The lens itself is designed to work with Olympus Four Thirds cameras, which also have an intelligent mount system that recognises the lens and thus compensates for any inherent lens flaws. In this case, as an extreme wideangle, Olympus should have firmware than can detect the lens and have algorithms to correct any distortion such as barrelling and vignetting.
The lens contains 18 elements in 12 groups and at launch it was the first ED glass-moulded, double-sided aspherical camera lens greater than 50mm (and if that doesn’t impress you I don’t know what will!). Maybe this: the optics also include two Super ED (Extra Low Dispersion) lenses and two ED elements to eliminate chromatic aberration. Need more? How about the fact the lens is also fully weatherproof and dustproof and focuses down to 10cm? On the downside, the large, rounded front element doesn’t allow for filters to be attached, and there’s no rear filter drawer.
The build is tough and robust, with a decent weight – those 18 elements add to the lens bulk, especially as they need to maintain an f/4 continual wide aperture. A wide aperture means more glass to enable the powerful light-gathering facilities, and this necessitates more weight. To add to the feel of quality, deep grooved zoom and focus rings provide a sense of security when used.
Focusing is quick and effective, with the lens rarely struggling to find the subject, though this is also enabled by the fast AF system of the Olympus E-3 used for this review.
Image quality is very good, with excellent resolution at the 7mm end, dropping to merely formidable resolution at 14mm. I expect this, because lenses usually provide the best results at the shortest focal length. Similarly, chromatic aberration is very well handled, rising to no more than half a pixel at the corners and showing a trace of or no fringing in the centre.

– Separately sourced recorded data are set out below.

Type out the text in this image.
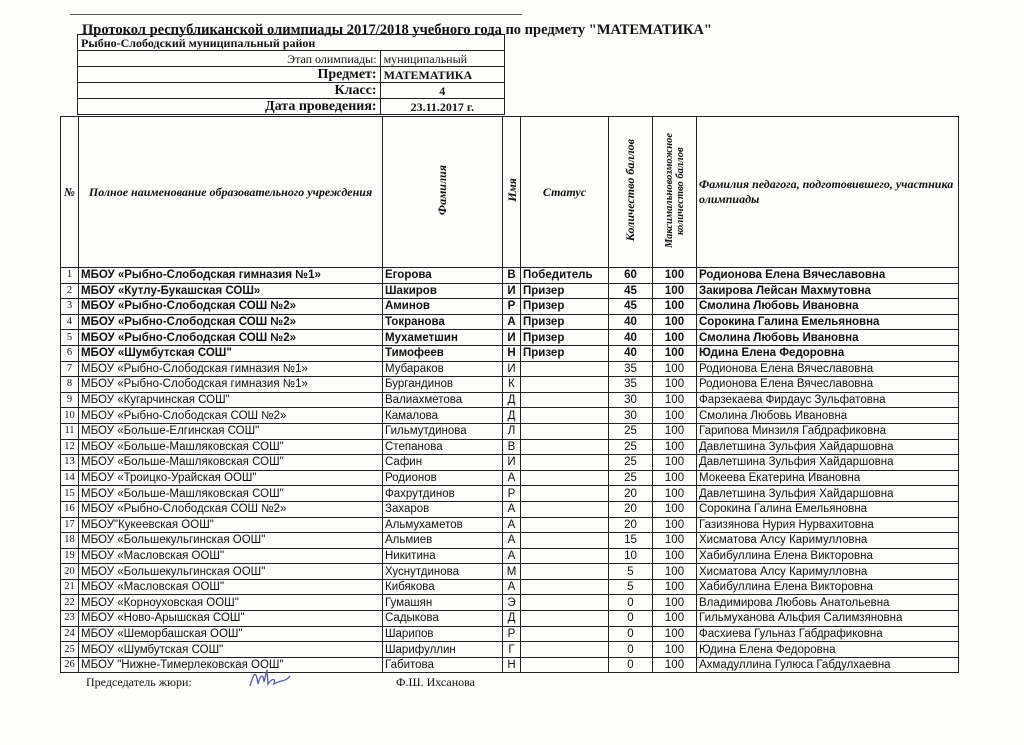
Протокол республиканской олимпиады 2017/2018 учебного года по предмету "МАТЕМАТИКА"
Рыбно-Слободский муниципальный район	
Этап олимпиады:	муниципальный
Предмет:	МАТЕМАТИКА
Класс:	4
Дата проведения:	23.11.2017 г.
№	Полное наименование образовательного учреждения	Фамилия	Имя	Статус	Количество баллов	Максимальновозможное количество баллов	Фамилия педагога, подготовившего, участника олимпиады
1	МБОУ «Рыбно-Слободская гимназия №1»	Егорова	В	Победитель	60	100	Родионова Елена Вячеславовна
2	МБОУ «Кутлу-Букашская СОШ»	Шакиров	И	Призер	45	100	Закирова Лейсан Махмутовна
3	МБОУ «Рыбно-Слободская СОШ №2»	Аминов	Р	Призер	45	100	Смолина Любовь Ивановна
4	МБОУ «Рыбно-Слободская СОШ №2»	Токранова	А	Призер	40	100	Сорокина Галина Емельяновна
5	МБОУ «Рыбно-Слободская СОШ №2»	Мухаметшин	И	Призер	40	100	Смолина Любовь Ивановна
6	МБОУ «Шумбутская СОШ"	Тимофеев	Н	Призер	40	100	Юдина Елена Федоровна
7	МБОУ «Рыбно-Слободская гимназия №1»	Мубараков	И		35	100	Родионова Елена Вячеславовна
8	МБОУ «Рыбно-Слободская гимназия №1»	Бургандинов	К		35	100	Родионова Елена Вячеславовна
9	МБОУ «Кугарчинская СОШ"	Валиахметова	Д		30	100	Фарзекаева Фирдаус Зульфатовна
10	МБОУ «Рыбно-Слободская СОШ №2»	Камалова	Д		30	100	Смолина Любовь Ивановна
11	МБОУ «Больше-Елгинская СОШ"	Гильмутдинова	Л		25	100	Гарипова Минзиля Габдрафиковна
12	МБОУ «Больше-Машляковская СОШ"	Степанова	В		25	100	Давлетшина Зульфия Хайдаршовна
13	МБОУ «Больше-Машляковская СОШ"	Сафин	И		25	100	Давлетшина Зульфия Хайдаршовна
14	МБОУ «Троицко-Урайская ООШ"	Родионов	А		25	100	Мокеева Екатерина Ивановна
15	МБОУ «Больше-Машляковская СОШ"	Фахрутдинов	Р		20	100	Давлетшина Зульфия Хайдаршовна
16	МБОУ «Рыбно-Слободская СОШ №2»	Захаров	А		20	100	Сорокина Галина Емельяновна
17	МБОУ"Кукеевская ООШ"	Альмухаметов	А		20	100	Газизянова Нурия Нурвахитовна
18	МБОУ «Большекульгинская ООШ"	Альмиев	А		15	100	Хисматова Алсу Каримулловна
19	МБОУ «Масловская ООШ"	Никитина	А		10	100	Хабибуллина Елена Викторовна
20	МБОУ «Большекульгинская ООШ"	Хуснутдинова	М		5	100	Хисматова Алсу Каримулловна
21	МБОУ «Масловская ООШ"	Кибякова	А		5	100	Хабибуллина Елена Викторовна
22	МБОУ «Корноуховская ООШ"	Гумашян	Э		0	100	Владимирова Любовь Анатольевна
23	МБОУ «Ново-Арышская СОШ"	Садыкова	Д		0	100	Гильмуханова Альфия Салимзяновна
24	МБОУ «Шеморбашская ООШ"	Шарипов	Р		0	100	Фасхиева Гульназ Габдрафиковна
25	МБОУ «Шумбутская СОШ"	Шарифуллин	Г		0	100	Юдина Елена Федоровна
26	МБОУ "Нижне-Тимерлековская ООШ"	Габитова	Н		0	100	Ахмадуллина Гулюса Габдулхаевна
Председатель жюри:	Ф.Ш. Ихсанова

This is also visible in the real-world test images, which are sharp and free from chromatic aberration thoughout the frame. On top of this the lens shows no vignetting and, while distortion is present, this is more because of the nature of the beast than any inherent optical fault.
This is an excellently constructed objective, with image quality to match. It’s particularly sharp at its widest end, although it’s fairly heavy and expensive, and would be of limited use to all but the most ardent fans of wideangle lenses.